Do we want an AI that perfectly aligns to human values? If yes, we should be careful what we wish for. The pertinent question isn’t as much about what we desire*, but what we need – what’s actually best for us.
My take:
Human values are complex and fragile (see Eliezer Y) – we disagree on what they are and many values are in conflict with each other. So it stands to reason that it could be disastrous to align AI to human values.
If:
a) there is zero to low chance of successful alignment to the aggregate of human values
..and
b) there are objectively (or stance-independently) higher values
..then:
c) some of the better angels of human values may also track some of the objectively higher values
..and
d) we should seek to understand, align to and implement the higher values we don’t currently have
I’ve argued elsewhere that we should wisely motivate contained Oracle AI to increase its own understanding of higher values, then help us understand them, and ultimately implement them. I’m partial to moral realism – but whatever value rightness ends up being, we should align AI to it – and for that matter, if we are ethically serious, we should too. Nick Bostrom calls this ‘indirect normativity’ which he describes in ch13 of his book Superintelligence.

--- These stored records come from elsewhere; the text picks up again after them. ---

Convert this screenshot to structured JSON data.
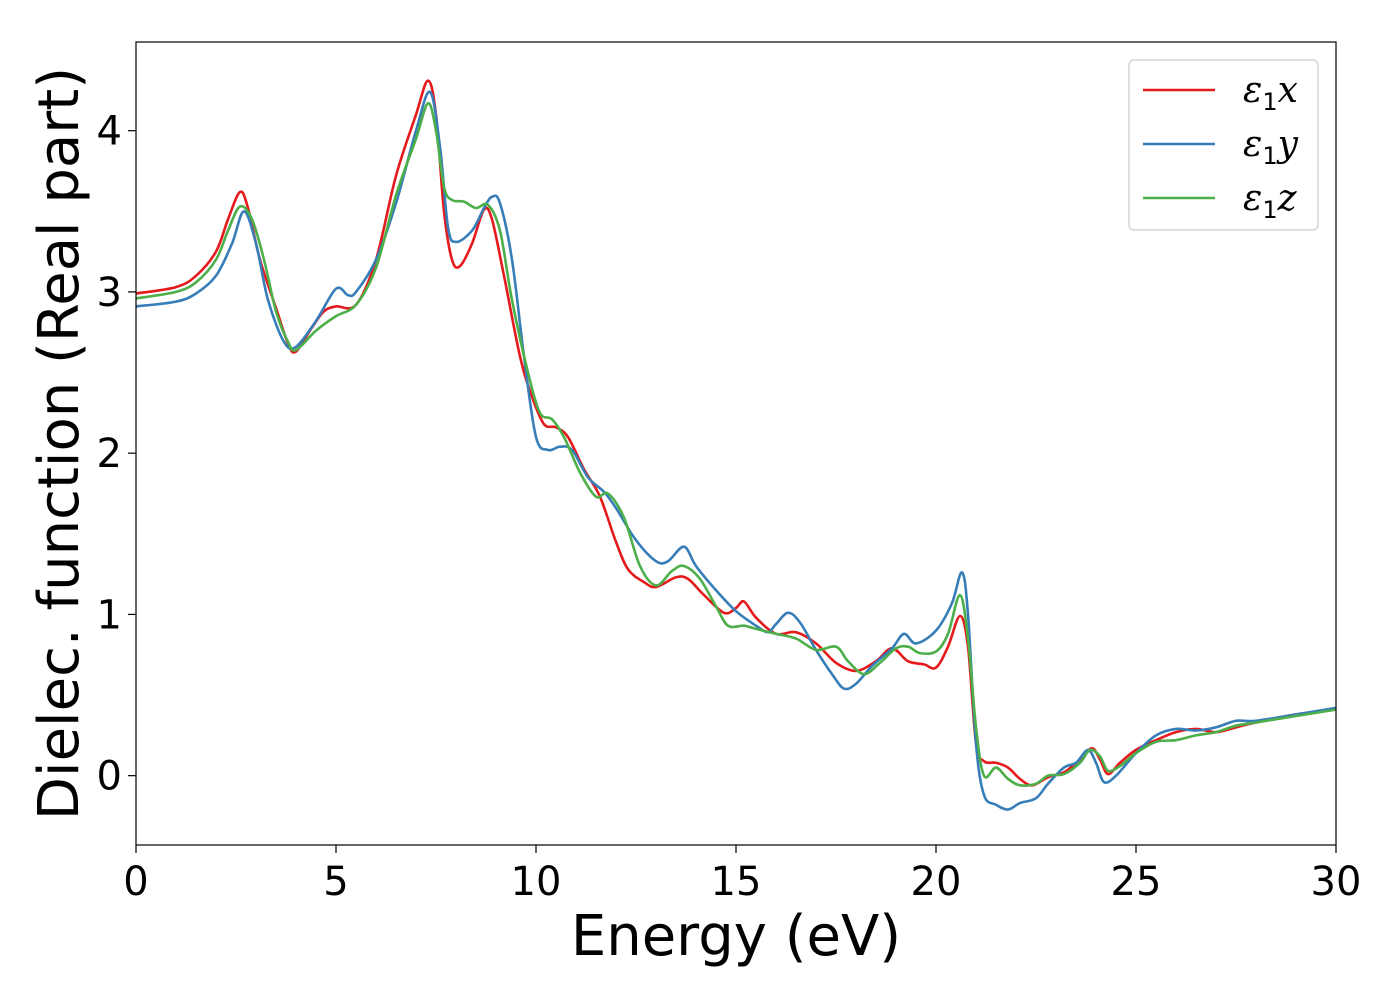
{
  "chart_data": {
    "type": "line",
    "xlabel": "Energy (eV)",
    "ylabel": "Dielec. function (Real part)",
    "xlim": [
      0,
      30
    ],
    "ylim": [
      -0.43,
      4.55
    ],
    "xticks": [
      0,
      5,
      10,
      15,
      20,
      25,
      30
    ],
    "yticks": [
      0,
      1,
      2,
      3,
      4
    ],
    "grid": false,
    "legend_position": "top-right",
    "series": [
      {
        "name": "ε1x",
        "symbol": "ε",
        "sub": "1",
        "axis": "x",
        "color": "#e41a1c",
        "points": [
          [
            0,
            2.99
          ],
          [
            1,
            3.03
          ],
          [
            1.5,
            3.1
          ],
          [
            2,
            3.25
          ],
          [
            2.3,
            3.45
          ],
          [
            2.6,
            3.62
          ],
          [
            2.8,
            3.52
          ],
          [
            3.1,
            3.2
          ],
          [
            3.5,
            2.9
          ],
          [
            3.8,
            2.68
          ],
          [
            4,
            2.63
          ],
          [
            4.4,
            2.78
          ],
          [
            4.7,
            2.88
          ],
          [
            5,
            2.91
          ],
          [
            5.5,
            2.92
          ],
          [
            6,
            3.2
          ],
          [
            6.5,
            3.72
          ],
          [
            7,
            4.1
          ],
          [
            7.3,
            4.31
          ],
          [
            7.5,
            4.1
          ],
          [
            7.7,
            3.5
          ],
          [
            7.9,
            3.2
          ],
          [
            8.1,
            3.16
          ],
          [
            8.4,
            3.3
          ],
          [
            8.7,
            3.51
          ],
          [
            8.9,
            3.45
          ],
          [
            9.2,
            3.1
          ],
          [
            9.6,
            2.6
          ],
          [
            9.9,
            2.35
          ],
          [
            10.2,
            2.18
          ],
          [
            10.5,
            2.16
          ],
          [
            10.8,
            2.1
          ],
          [
            11.2,
            1.9
          ],
          [
            11.6,
            1.73
          ],
          [
            12,
            1.45
          ],
          [
            12.3,
            1.28
          ],
          [
            12.7,
            1.2
          ],
          [
            13,
            1.17
          ],
          [
            13.5,
            1.23
          ],
          [
            13.8,
            1.22
          ],
          [
            14.2,
            1.12
          ],
          [
            14.7,
            1.01
          ],
          [
            15,
            1.04
          ],
          [
            15.2,
            1.08
          ],
          [
            15.5,
            0.98
          ],
          [
            16,
            0.88
          ],
          [
            16.5,
            0.89
          ],
          [
            17,
            0.82
          ],
          [
            17.5,
            0.7
          ],
          [
            18,
            0.65
          ],
          [
            18.5,
            0.71
          ],
          [
            18.9,
            0.79
          ],
          [
            19.3,
            0.71
          ],
          [
            19.7,
            0.69
          ],
          [
            20,
            0.67
          ],
          [
            20.3,
            0.8
          ],
          [
            20.6,
            0.99
          ],
          [
            20.8,
            0.8
          ],
          [
            21,
            0.2
          ],
          [
            21.2,
            0.09
          ],
          [
            21.5,
            0.08
          ],
          [
            21.8,
            0.05
          ],
          [
            22.1,
            -0.02
          ],
          [
            22.4,
            -0.06
          ],
          [
            22.8,
            -0.01
          ],
          [
            23.2,
            0.02
          ],
          [
            23.6,
            0.1
          ],
          [
            23.9,
            0.17
          ],
          [
            24.1,
            0.1
          ],
          [
            24.3,
            0.01
          ],
          [
            24.6,
            0.08
          ],
          [
            25,
            0.16
          ],
          [
            25.5,
            0.22
          ],
          [
            26,
            0.27
          ],
          [
            26.5,
            0.29
          ],
          [
            27,
            0.27
          ],
          [
            27.5,
            0.3
          ],
          [
            28,
            0.33
          ],
          [
            29,
            0.38
          ],
          [
            30,
            0.41
          ]
        ]
      },
      {
        "name": "ε1y",
        "symbol": "ε",
        "sub": "1",
        "axis": "y",
        "color": "#377eb8",
        "points": [
          [
            0,
            2.91
          ],
          [
            1,
            2.94
          ],
          [
            1.5,
            2.99
          ],
          [
            2,
            3.1
          ],
          [
            2.4,
            3.3
          ],
          [
            2.7,
            3.5
          ],
          [
            3,
            3.3
          ],
          [
            3.3,
            2.95
          ],
          [
            3.7,
            2.69
          ],
          [
            4,
            2.66
          ],
          [
            4.5,
            2.82
          ],
          [
            5,
            3.02
          ],
          [
            5.3,
            2.98
          ],
          [
            5.5,
            3.0
          ],
          [
            6,
            3.2
          ],
          [
            6.5,
            3.55
          ],
          [
            7,
            4.0
          ],
          [
            7.35,
            4.24
          ],
          [
            7.6,
            3.9
          ],
          [
            7.8,
            3.4
          ],
          [
            8,
            3.31
          ],
          [
            8.4,
            3.38
          ],
          [
            8.7,
            3.52
          ],
          [
            8.9,
            3.59
          ],
          [
            9.1,
            3.55
          ],
          [
            9.4,
            3.2
          ],
          [
            9.7,
            2.6
          ],
          [
            10,
            2.1
          ],
          [
            10.3,
            2.02
          ],
          [
            10.6,
            2.04
          ],
          [
            10.9,
            2.02
          ],
          [
            11.3,
            1.85
          ],
          [
            11.7,
            1.76
          ],
          [
            12,
            1.66
          ],
          [
            12.5,
            1.46
          ],
          [
            13,
            1.33
          ],
          [
            13.3,
            1.33
          ],
          [
            13.7,
            1.42
          ],
          [
            14,
            1.3
          ],
          [
            14.5,
            1.15
          ],
          [
            15,
            1.02
          ],
          [
            15.5,
            0.93
          ],
          [
            15.8,
            0.89
          ],
          [
            16,
            0.94
          ],
          [
            16.3,
            1.01
          ],
          [
            16.6,
            0.95
          ],
          [
            17,
            0.78
          ],
          [
            17.4,
            0.63
          ],
          [
            17.7,
            0.54
          ],
          [
            18,
            0.57
          ],
          [
            18.4,
            0.68
          ],
          [
            18.9,
            0.79
          ],
          [
            19.2,
            0.88
          ],
          [
            19.5,
            0.82
          ],
          [
            20,
            0.9
          ],
          [
            20.4,
            1.07
          ],
          [
            20.65,
            1.26
          ],
          [
            20.8,
            1.0
          ],
          [
            21,
            0.2
          ],
          [
            21.2,
            -0.12
          ],
          [
            21.5,
            -0.18
          ],
          [
            21.8,
            -0.21
          ],
          [
            22.1,
            -0.17
          ],
          [
            22.5,
            -0.14
          ],
          [
            22.8,
            -0.05
          ],
          [
            23.2,
            0.05
          ],
          [
            23.5,
            0.08
          ],
          [
            23.8,
            0.16
          ],
          [
            24,
            0.08
          ],
          [
            24.2,
            -0.04
          ],
          [
            24.5,
            0.0
          ],
          [
            25,
            0.14
          ],
          [
            25.5,
            0.25
          ],
          [
            26,
            0.29
          ],
          [
            26.5,
            0.28
          ],
          [
            27,
            0.3
          ],
          [
            27.5,
            0.34
          ],
          [
            28,
            0.34
          ],
          [
            29,
            0.38
          ],
          [
            30,
            0.42
          ]
        ]
      },
      {
        "name": "ε1z",
        "symbol": "ε",
        "sub": "1",
        "axis": "z",
        "color": "#4daf4a",
        "points": [
          [
            0,
            2.96
          ],
          [
            1,
            3.0
          ],
          [
            1.5,
            3.06
          ],
          [
            2,
            3.2
          ],
          [
            2.3,
            3.38
          ],
          [
            2.6,
            3.53
          ],
          [
            2.9,
            3.45
          ],
          [
            3.2,
            3.2
          ],
          [
            3.5,
            2.88
          ],
          [
            3.8,
            2.69
          ],
          [
            4,
            2.64
          ],
          [
            4.5,
            2.76
          ],
          [
            5,
            2.85
          ],
          [
            5.5,
            2.92
          ],
          [
            6,
            3.15
          ],
          [
            6.5,
            3.6
          ],
          [
            7,
            3.95
          ],
          [
            7.3,
            4.17
          ],
          [
            7.5,
            4.0
          ],
          [
            7.7,
            3.65
          ],
          [
            7.9,
            3.57
          ],
          [
            8.2,
            3.56
          ],
          [
            8.5,
            3.52
          ],
          [
            8.8,
            3.54
          ],
          [
            9.1,
            3.38
          ],
          [
            9.4,
            2.95
          ],
          [
            9.8,
            2.5
          ],
          [
            10.1,
            2.25
          ],
          [
            10.4,
            2.21
          ],
          [
            10.7,
            2.1
          ],
          [
            11.1,
            1.88
          ],
          [
            11.5,
            1.73
          ],
          [
            11.8,
            1.75
          ],
          [
            12.2,
            1.6
          ],
          [
            12.6,
            1.3
          ],
          [
            13,
            1.18
          ],
          [
            13.4,
            1.27
          ],
          [
            13.7,
            1.3
          ],
          [
            14.1,
            1.22
          ],
          [
            14.5,
            1.05
          ],
          [
            14.8,
            0.93
          ],
          [
            15.2,
            0.93
          ],
          [
            15.5,
            0.91
          ],
          [
            16,
            0.88
          ],
          [
            16.5,
            0.85
          ],
          [
            17,
            0.78
          ],
          [
            17.5,
            0.8
          ],
          [
            17.8,
            0.71
          ],
          [
            18.2,
            0.63
          ],
          [
            18.6,
            0.7
          ],
          [
            19,
            0.79
          ],
          [
            19.3,
            0.8
          ],
          [
            19.6,
            0.76
          ],
          [
            20,
            0.77
          ],
          [
            20.3,
            0.88
          ],
          [
            20.6,
            1.12
          ],
          [
            20.8,
            0.85
          ],
          [
            21,
            0.3
          ],
          [
            21.2,
            0.0
          ],
          [
            21.5,
            0.05
          ],
          [
            21.8,
            -0.02
          ],
          [
            22.1,
            -0.06
          ],
          [
            22.5,
            -0.05
          ],
          [
            22.8,
            0.0
          ],
          [
            23.2,
            0.01
          ],
          [
            23.6,
            0.08
          ],
          [
            23.85,
            0.16
          ],
          [
            24.1,
            0.12
          ],
          [
            24.3,
            0.03
          ],
          [
            24.6,
            0.06
          ],
          [
            25,
            0.14
          ],
          [
            25.5,
            0.21
          ],
          [
            26,
            0.22
          ],
          [
            26.5,
            0.25
          ],
          [
            27,
            0.27
          ],
          [
            27.5,
            0.31
          ],
          [
            28,
            0.33
          ],
          [
            29,
            0.37
          ],
          [
            30,
            0.41
          ]
        ]
      }
    ]
  }
}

- values are measurable, can be verified
- values aren’t arbitrary, like engineering principles which align to the laws of physics
- It’s highly likely there are values we haven’t discovered yet
- relativism isn’t true, but it’s purported virtues can be rolled up into consequentialism
If some values are complex, difficult to cohere but not arbitrarily and generally get right then indirect normativity seems like a good path to arrive at objectively awesome values, that would pursue objectively better values.
In order to understand better values, our current epistemics may get us there, or perhaps improvements need to be made to the epistemics to fully grasp and select for the best of what exists in value possibility space.
Conner Leahy later says in the aforementioned interview “…an aligned ASI super intelligence .. something’s called a sovereign.. or a Angelic type system would be a being of incredible intelligence and benevolence – it would be one that fundamentally would help Humanity, despite itself, towards a kind of goodness that even Humanity itself does not embody. This would be the closest that we have to the concept of an Angel – this is the closest thing we have in our vocabulary to describe what this being would be like.. depending whether you’re abrahamic or non-abrahamic.. there are no non-religious terms that accurately describe what this being would be like.”
Appealing to religious exemplifications of goodness can feel transcendant or viscerally appealing, there is a lot of history and stories embedded in our culture about religious motifs… though, as Stephen J. Gould says they exist in a separate magisterium to science and rational discourse, and so aren’t amenable to epistemology and empiricism – our most accurate and tractable means of understanding the world. This where the study of value really should be grounded – not in some purportedly separate realm that we can’t see and verify.
Value space is probably incomprehensibly large. Some of our values are likely higher values

Footnotes
- As part of the Sydney Dialogue Summit Sessions, David Wroe sits down with Connor Leahy – YouTube video here.
- What we desire may not be what is best for us. See SEP article on desire.
- Stephen Jay Gould’s concept of non-overlapping magisteria (NOMA) is a model for the relationship between science and religion that proposes that the two fields have separate domains of teaching authority, or “magisteria”, and do not overlap. Gould believed that science focuses on the empirical world, while religion addresses values like morality. He argued that conflict between the two fields can only occur if their domains overlap, which he believed they do not.